Странная улыбка озаряла лицо старшего механика, когда он спускался по трапу с ботдека. Так улыбаются взрослые, наблюдая за смешными или капризными выходками детей. «Чудак, думал Симаков о капитане, — до чего же тщеславен и до чего пуглив! Знал бы Таратин, что так кстати ввернул его имя. А не вверни, и Егору у нас не быть…»
Он не удивился, увидев на спардеке Маркевича, понял: волнуется, ждет. Подошел к нему, протянул требование в отдел кадров, уже подписанное Ведерниковым. И хотя заметил вспышку удивленной радости в глазах старпома, а сказал так, будто ни удивляться, ни радоваться нечему:
— Сам сходишь? Или пошлешь кого? Лучше бы самому…
Алексей понял, что скрывается за этими словами, и ответил скорее самому себе, чем Григорию Никаноровичу:
— Схожу. В случае чего — к Глотову.
— Или к Таратину. Они поймут.
А полчаса спустя, когда старший помощник, переодевшись, направился в город, у трапа его остановил Егор Матвеевич Закимовский. Морщины как будто успели уже разгладиться на землисто-коричневом лице машиниста, спина не казалась сейчас такою надломлено-сутулой, седые усы с золотистым отливом задорно топорщились над улыбающимся ртом. И только на самом дне еще усталых глаз светилось то ли сомнение, то ли неверие в счастливый исход.

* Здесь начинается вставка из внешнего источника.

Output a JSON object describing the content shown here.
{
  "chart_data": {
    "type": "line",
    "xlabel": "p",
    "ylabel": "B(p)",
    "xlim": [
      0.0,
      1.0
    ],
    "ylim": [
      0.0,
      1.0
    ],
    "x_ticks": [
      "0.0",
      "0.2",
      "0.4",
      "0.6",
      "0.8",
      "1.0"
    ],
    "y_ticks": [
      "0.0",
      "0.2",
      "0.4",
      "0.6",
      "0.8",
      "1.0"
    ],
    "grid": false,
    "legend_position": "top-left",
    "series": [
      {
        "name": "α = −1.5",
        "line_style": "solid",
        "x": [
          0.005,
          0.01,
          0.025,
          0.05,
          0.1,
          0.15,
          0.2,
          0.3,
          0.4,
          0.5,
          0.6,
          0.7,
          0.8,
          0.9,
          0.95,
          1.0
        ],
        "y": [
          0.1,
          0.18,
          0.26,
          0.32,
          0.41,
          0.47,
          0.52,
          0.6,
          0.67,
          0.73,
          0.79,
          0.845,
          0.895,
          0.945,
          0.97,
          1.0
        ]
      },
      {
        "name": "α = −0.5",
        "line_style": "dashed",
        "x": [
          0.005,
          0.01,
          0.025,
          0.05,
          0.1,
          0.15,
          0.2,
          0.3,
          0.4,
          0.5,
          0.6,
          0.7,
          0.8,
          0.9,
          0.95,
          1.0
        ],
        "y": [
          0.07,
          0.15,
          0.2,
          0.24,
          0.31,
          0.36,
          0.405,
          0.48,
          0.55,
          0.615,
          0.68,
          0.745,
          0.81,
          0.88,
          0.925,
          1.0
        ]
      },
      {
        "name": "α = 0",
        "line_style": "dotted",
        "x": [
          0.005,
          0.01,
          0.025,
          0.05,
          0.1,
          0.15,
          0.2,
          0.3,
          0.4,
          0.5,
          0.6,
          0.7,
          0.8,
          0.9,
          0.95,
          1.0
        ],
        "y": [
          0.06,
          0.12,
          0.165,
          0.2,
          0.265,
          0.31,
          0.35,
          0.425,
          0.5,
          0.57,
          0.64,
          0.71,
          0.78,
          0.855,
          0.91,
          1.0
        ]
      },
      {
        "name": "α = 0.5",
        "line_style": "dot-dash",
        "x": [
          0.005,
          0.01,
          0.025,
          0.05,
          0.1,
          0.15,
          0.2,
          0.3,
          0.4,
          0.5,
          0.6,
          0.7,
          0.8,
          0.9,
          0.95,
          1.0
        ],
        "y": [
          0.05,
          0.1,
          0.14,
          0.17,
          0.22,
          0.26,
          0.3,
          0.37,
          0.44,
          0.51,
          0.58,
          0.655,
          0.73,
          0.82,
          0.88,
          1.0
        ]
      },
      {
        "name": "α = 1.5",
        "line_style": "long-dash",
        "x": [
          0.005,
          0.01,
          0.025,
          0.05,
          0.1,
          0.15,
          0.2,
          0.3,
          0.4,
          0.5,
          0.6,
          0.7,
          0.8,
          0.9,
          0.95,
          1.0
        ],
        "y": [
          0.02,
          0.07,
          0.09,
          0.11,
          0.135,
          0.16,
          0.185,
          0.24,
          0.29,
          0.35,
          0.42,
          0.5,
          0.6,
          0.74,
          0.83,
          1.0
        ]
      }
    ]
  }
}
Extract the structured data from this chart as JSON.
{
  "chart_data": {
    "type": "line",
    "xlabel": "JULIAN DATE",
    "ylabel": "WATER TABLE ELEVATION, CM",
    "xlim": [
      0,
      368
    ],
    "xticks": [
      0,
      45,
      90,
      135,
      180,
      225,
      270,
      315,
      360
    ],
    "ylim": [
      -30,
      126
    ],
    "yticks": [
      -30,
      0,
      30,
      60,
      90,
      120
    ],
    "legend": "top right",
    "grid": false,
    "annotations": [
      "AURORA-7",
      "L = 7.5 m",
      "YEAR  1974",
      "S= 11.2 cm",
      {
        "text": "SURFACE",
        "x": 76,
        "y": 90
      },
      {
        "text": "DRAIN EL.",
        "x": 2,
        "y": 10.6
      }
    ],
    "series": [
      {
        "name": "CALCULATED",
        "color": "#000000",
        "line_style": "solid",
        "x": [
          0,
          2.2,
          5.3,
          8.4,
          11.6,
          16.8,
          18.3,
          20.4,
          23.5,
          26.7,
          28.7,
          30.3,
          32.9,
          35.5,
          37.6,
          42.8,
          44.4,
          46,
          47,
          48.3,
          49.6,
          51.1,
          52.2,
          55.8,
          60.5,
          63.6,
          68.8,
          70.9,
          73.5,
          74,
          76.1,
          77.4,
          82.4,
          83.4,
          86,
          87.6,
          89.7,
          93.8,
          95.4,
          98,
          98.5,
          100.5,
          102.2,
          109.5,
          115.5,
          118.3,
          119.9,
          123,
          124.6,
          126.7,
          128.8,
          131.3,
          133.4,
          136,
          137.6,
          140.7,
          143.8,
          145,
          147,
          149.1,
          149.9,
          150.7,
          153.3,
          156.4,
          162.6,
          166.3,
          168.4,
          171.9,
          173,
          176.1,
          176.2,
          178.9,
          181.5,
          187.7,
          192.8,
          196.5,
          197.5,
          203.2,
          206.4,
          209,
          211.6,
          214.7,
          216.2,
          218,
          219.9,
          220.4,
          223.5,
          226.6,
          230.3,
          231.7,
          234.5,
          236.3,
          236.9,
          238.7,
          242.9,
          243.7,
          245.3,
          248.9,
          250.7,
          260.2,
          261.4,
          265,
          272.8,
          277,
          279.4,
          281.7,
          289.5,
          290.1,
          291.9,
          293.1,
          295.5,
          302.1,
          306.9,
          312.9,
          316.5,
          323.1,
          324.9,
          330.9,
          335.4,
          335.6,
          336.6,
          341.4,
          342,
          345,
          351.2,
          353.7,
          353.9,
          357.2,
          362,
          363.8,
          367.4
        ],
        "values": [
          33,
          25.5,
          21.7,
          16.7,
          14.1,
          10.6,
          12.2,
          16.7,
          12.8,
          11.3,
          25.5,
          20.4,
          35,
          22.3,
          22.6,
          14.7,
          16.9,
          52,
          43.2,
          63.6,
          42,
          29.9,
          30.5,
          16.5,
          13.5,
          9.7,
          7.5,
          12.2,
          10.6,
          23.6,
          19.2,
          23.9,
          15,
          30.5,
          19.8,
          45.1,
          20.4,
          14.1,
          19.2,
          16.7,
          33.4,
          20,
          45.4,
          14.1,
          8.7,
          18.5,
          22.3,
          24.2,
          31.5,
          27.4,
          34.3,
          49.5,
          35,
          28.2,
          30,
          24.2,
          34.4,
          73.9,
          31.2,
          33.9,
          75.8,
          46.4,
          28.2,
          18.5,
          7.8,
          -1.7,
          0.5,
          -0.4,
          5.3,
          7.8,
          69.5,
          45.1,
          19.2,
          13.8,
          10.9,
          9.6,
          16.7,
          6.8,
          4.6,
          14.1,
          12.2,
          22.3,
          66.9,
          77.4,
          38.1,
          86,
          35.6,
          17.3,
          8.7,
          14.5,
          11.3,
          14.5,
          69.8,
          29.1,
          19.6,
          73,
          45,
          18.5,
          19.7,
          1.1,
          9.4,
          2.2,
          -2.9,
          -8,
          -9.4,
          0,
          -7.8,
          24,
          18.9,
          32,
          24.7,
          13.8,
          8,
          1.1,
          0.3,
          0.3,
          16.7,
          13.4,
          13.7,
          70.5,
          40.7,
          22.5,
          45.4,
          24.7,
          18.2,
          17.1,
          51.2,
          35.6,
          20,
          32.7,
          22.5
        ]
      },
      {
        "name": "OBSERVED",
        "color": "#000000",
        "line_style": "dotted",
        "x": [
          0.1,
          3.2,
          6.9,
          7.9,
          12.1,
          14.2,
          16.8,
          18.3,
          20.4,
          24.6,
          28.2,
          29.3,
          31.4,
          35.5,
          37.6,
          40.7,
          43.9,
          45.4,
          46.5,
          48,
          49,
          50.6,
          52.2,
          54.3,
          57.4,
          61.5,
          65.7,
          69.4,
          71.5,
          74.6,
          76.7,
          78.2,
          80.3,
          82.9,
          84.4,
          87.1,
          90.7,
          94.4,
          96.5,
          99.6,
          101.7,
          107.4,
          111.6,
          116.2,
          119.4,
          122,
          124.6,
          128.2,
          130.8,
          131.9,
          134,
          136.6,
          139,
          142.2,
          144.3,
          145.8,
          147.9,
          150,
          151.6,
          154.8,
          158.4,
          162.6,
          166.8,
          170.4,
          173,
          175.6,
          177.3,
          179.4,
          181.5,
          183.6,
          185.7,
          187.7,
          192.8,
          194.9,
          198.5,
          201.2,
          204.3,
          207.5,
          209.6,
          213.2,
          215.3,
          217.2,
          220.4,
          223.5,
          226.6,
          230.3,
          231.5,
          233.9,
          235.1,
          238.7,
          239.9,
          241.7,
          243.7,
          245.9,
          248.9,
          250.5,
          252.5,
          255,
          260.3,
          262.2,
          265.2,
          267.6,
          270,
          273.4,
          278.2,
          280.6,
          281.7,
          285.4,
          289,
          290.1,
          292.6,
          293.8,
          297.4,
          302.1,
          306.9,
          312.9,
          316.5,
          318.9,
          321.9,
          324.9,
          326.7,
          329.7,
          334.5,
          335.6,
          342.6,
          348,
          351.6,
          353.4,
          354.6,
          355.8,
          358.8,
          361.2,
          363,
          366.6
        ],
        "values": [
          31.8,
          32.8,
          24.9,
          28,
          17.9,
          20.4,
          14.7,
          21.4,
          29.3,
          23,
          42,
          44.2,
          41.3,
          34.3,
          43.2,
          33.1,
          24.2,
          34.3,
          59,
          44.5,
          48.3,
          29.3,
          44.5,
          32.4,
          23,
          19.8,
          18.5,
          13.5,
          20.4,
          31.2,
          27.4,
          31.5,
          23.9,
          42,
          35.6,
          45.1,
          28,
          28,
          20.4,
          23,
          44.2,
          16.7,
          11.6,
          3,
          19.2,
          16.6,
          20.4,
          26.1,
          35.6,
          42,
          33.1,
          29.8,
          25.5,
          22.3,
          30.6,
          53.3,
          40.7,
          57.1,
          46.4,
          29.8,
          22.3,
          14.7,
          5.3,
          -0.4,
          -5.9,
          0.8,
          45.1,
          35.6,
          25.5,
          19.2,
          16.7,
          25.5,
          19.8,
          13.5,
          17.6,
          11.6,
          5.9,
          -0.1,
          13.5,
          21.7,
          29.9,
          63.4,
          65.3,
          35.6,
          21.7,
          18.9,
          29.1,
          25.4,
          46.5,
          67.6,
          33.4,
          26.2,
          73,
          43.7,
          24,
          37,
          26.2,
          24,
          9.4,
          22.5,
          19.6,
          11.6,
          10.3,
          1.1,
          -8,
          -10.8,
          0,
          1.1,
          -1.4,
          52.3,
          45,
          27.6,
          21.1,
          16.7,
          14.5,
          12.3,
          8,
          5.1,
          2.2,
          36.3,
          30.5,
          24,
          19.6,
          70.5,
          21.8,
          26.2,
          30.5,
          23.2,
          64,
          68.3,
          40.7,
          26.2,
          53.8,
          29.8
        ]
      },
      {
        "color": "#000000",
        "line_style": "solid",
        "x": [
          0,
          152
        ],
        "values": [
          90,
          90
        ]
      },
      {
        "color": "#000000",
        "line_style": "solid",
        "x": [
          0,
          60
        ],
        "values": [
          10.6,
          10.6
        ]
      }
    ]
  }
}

— Леш, — начал он не очень твердо, но тут же упрямо мотнул головой, как бы сбрасывая с себя остатки тревоги, и, обхватив Маркевича за плечи, закончил совсем, как встарь, как любил всегда говорить Золотце в веселые минуты: — А хочешь, я тебя за борт шмякну? Нет, ты скажи: хочешь? Только сбулькаешь!
Алексей ткнул его слегка кулаком под ребра и, вырвавшись, сбежал по трапу на пристань, провожаемый заразительным смехом счастливейшего из смертных.